Abu Mohamad said he had been in phone contact with a resident of Treimsa who told him that government forces were on hills a few kilometres (miles) outside the town.
The army and the shabiha, pro-regime militia who are said to accompany troops to make sure they do not desert, started to bombard Treimsa Thursday around 11:00 am (0800 GMT) and finished around 9:00 pm, according to Abu Mohamad.
But a Hama-based activist who identified himself as Abu Ghazi said via Skype that regime troops started shelling the village earlier, at around 6:00 am.
"That was followed by clashes with the (rebel) Free Syrian Army, but the FSA does not have a big presence in Treimsa and could not fight long," said the activist.
"The number of martyrs is very high partly because the army shelled a mosque where scores of people had taken shelter, to treat the wounded and hide from the bombs." The village, which had a population of 7,000, he said, "is empty now. Everyone is dead or has run away." "Almost 30 army vehicles arrived, and surrounded the village completely. There wasn't a single way out," said Ibrahim, another activist from Treimsa. "Anyone who tried to escape through the fields was shot." Pro-regime militiamen from neighbouring Alawite villages entered Treimsa after the army raided it, Ibrahim said via Skype. "After the shelling, the army came in with light weapons, and the shabiha followed, armed with knives." Clashes inside the besieged village were vicious, he said, noting that "whole families were killed. There was a real street war for several hours." Treimsa is located near Qubeir, where at least 55 people were killed on July 6, according to the Observatory.
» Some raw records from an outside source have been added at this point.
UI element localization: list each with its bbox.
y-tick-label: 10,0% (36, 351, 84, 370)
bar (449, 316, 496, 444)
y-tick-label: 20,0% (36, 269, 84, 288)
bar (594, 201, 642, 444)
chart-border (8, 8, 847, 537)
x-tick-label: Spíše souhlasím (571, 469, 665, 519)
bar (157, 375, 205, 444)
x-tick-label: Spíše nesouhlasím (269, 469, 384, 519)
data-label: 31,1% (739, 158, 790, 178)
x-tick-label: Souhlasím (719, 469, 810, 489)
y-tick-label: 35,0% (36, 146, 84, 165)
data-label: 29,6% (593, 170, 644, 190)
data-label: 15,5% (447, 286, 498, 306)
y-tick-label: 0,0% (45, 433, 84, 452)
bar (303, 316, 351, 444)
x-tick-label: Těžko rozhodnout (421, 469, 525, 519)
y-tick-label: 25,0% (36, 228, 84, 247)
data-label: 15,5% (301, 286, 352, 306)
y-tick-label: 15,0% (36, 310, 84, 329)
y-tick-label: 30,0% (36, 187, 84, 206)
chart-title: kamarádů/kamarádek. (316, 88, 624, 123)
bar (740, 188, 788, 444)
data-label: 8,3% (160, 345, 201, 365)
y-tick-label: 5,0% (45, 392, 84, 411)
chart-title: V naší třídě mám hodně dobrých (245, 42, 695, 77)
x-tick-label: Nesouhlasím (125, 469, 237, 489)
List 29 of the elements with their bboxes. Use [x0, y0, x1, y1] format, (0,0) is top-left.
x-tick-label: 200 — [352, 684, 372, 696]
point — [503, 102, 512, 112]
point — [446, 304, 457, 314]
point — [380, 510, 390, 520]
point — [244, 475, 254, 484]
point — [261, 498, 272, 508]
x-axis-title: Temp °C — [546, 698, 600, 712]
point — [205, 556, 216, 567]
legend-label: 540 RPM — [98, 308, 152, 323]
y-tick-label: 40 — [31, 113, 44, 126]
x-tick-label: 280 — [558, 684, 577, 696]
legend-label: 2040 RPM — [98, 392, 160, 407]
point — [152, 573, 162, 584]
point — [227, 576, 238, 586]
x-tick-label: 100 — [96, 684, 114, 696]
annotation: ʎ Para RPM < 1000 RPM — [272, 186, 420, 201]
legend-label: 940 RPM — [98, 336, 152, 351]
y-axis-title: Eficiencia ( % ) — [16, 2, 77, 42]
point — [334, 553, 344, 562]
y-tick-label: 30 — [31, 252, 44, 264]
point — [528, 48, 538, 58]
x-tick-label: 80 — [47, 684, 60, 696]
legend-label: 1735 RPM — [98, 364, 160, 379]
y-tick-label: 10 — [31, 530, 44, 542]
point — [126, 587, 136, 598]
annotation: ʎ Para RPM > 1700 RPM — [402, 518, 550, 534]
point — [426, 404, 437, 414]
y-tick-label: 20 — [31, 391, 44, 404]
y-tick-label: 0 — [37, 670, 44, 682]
Like Qubeir, Treimsa is a majority Sunni town situated near Alawite villages.
President Assad belongs to the Alawite community -- an offshoot of Shiite Islam -- although the vast majority of Syrians are Sunni.
Protests broke out across Syria to protest the latest killings in Treimsa, according to amateur videos posted on YouTube by activists.
In New York, the UN Security Council wrangled over a resolution on the future of the troubled UN mission in Syria.
Russia and the Western powers have proposed rival resolutions on renewing the UN mission in Syria and securing the implementation of the peace plan of UN-Arab League envoy Kofi Annan.